Üstelik rehber dediğimiz kişiler de genç! Tecrübeleri rehberlik ettikleri öğrencilerine oranla fazla olsa da hâlâ yetişkin değiller. Hani büyük çocuğumuza “Sen abi/abla oldun artık!” deriz; ama aslında o da hâlâ çocuktur ya. İşte mentörlerin durumu da aynen öyle. Gayretli olmaları, başkalarını da düşünmeleri, ideal sahibi olmaları, manevi anlamda hassasiyet göstermeleri onların da nefis taşıdığı, bocaladığı, yorulduğu, zaman zaman yanlışa düşebildiği gerçeğini değiştirmiyor.
Biz de Nevbahar dergisi olarak, mentörlük mesleğini, bu işi gönüllü olarak icra etmeye çalışan gençlerden öğrenmek istedik. Dünyanın bambaşka coğrafyalarında bugünün gençlerine kılavuz olmaya çalışırken aslında nasıl kendilerine de rehberlik etmeye çalıştıklarını dinledik onlardan.

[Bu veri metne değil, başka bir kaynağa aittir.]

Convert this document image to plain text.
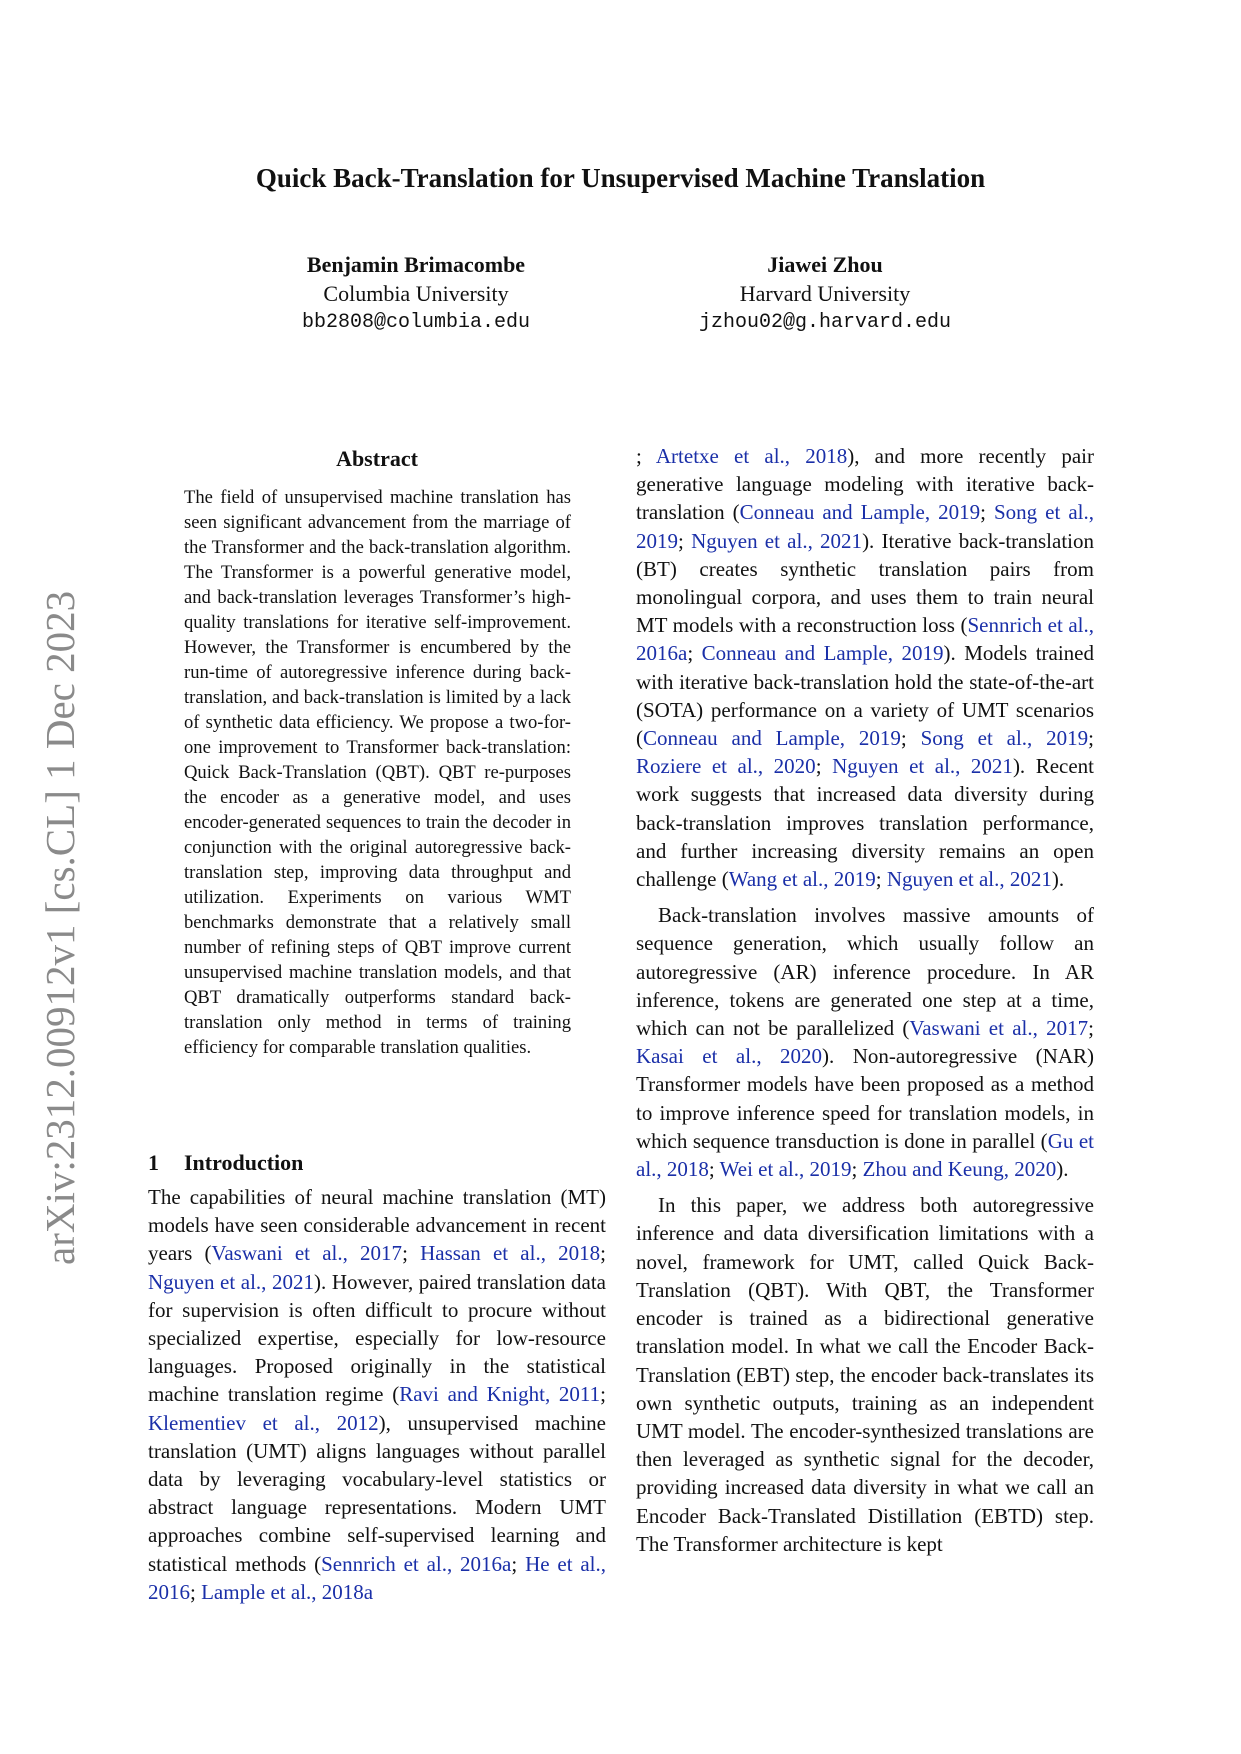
Quick Back-Translation for Unsupervised Machine Translation
Benjamin Brimacombe
Columbia University
bb2808@columbia.edu
Jiawei Zhou
Harvard University
jzhou02@g.harvard.edu
arXiv:2312.00912v1 [cs.CL] 1 Dec 2023
Abstract

The field of unsupervised machine translation has seen significant advancement from the marriage of the Transformer and the back-translation algorithm. The Transformer is a powerful generative model, and back-translation leverages Transformer’s high-quality translations for iterative self-improvement. However, the Transformer is encumbered by the run-time of autoregressive inference during back-translation, and back-translation is limited by a lack of synthetic data efficiency. We propose a two-for-one improvement to Transformer back-translation: Quick Back-Translation (QBT). QBT re-purposes the encoder as a generative model, and uses encoder-generated sequences to train the decoder in conjunction with the original autoregressive back-translation step, improving data throughput and utilization. Experiments on various WMT benchmarks demonstrate that a relatively small number of refining steps of QBT improve current unsupervised machine translation models, and that QBT dramatically outperforms standard back-translation only method in terms of training efficiency for comparable translation qualities.

1 Introduction

The capabilities of neural machine translation (MT) models have seen considerable advancement in recent years (Vaswani et al., 2017; Hassan et al., 2018; Nguyen et al., 2021). However, paired translation data for supervision is often difficult to procure without specialized expertise, especially for low-resource languages. Proposed originally in the statistical machine translation regime (Ravi and Knight, 2011; Klementiev et al., 2012), unsupervised machine translation (UMT) aligns languages without parallel data by leveraging vocabulary-level statistics or abstract language representations. Modern UMT approaches combine self-supervised learning and statistical methods (Sennrich et al., 2016a; He et al., 2016; Lample et al., 2018a

; Artetxe et al., 2018), and more recently pair generative language modeling with iterative back-translation (Conneau and Lample, 2019; Song et al., 2019; Nguyen et al., 2021). Iterative back-translation (BT) creates synthetic translation pairs from monolingual corpora, and uses them to train neural MT models with a reconstruction loss (Sennrich et al., 2016a; Conneau and Lample, 2019). Models trained with iterative back-translation hold the state-of-the-art (SOTA) performance on a variety of UMT scenarios (Conneau and Lample, 2019; Song et al., 2019; Roziere et al., 2020; Nguyen et al., 2021). Recent work suggests that increased data diversity during back-translation improves translation performance, and further increasing diversity remains an open challenge (Wang et al., 2019; Nguyen et al., 2021).

Back-translation involves massive amounts of sequence generation, which usually follow an autoregressive (AR) inference procedure. In AR inference, tokens are generated one step at a time, which can not be parallelized (Vaswani et al., 2017; Kasai et al., 2020). Non-autoregressive (NAR) Transformer models have been proposed as a method to improve inference speed for translation models, in which sequence transduction is done in parallel (Gu et al., 2018; Wei et al., 2019; Zhou and Keung, 2020).

In this paper, we address both autoregressive inference and data diversification limitations with a novel, framework for UMT, called Quick Back-Translation (QBT). With QBT, the Transformer encoder is trained as a bidirectional generative translation model. In what we call the Encoder Back-Translation (EBT) step, the encoder back-translates its own synthetic outputs, training as an independent UMT model. The encoder-synthesized translations are then leveraged as synthetic signal for the decoder, providing increased data diversity in what we call an Encoder Back-Translated Distillation (EBTD) step. The Transformer architecture is kept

Eskinin öğrencisi, yeninin rehberlerine aynı soruyu yönelttik: “Bir mentörde olmazsa olmaz üç özellik nedir?” Aldığımız ortak cevap “Sevgi, saygı, anlayış!” oldu. Ben hepsinden çok şey öğrendim. Umarım bu dosyada anlatılanlar, rehberliğin nasıl yapılacağı konusunda hepimize “mentör” olur.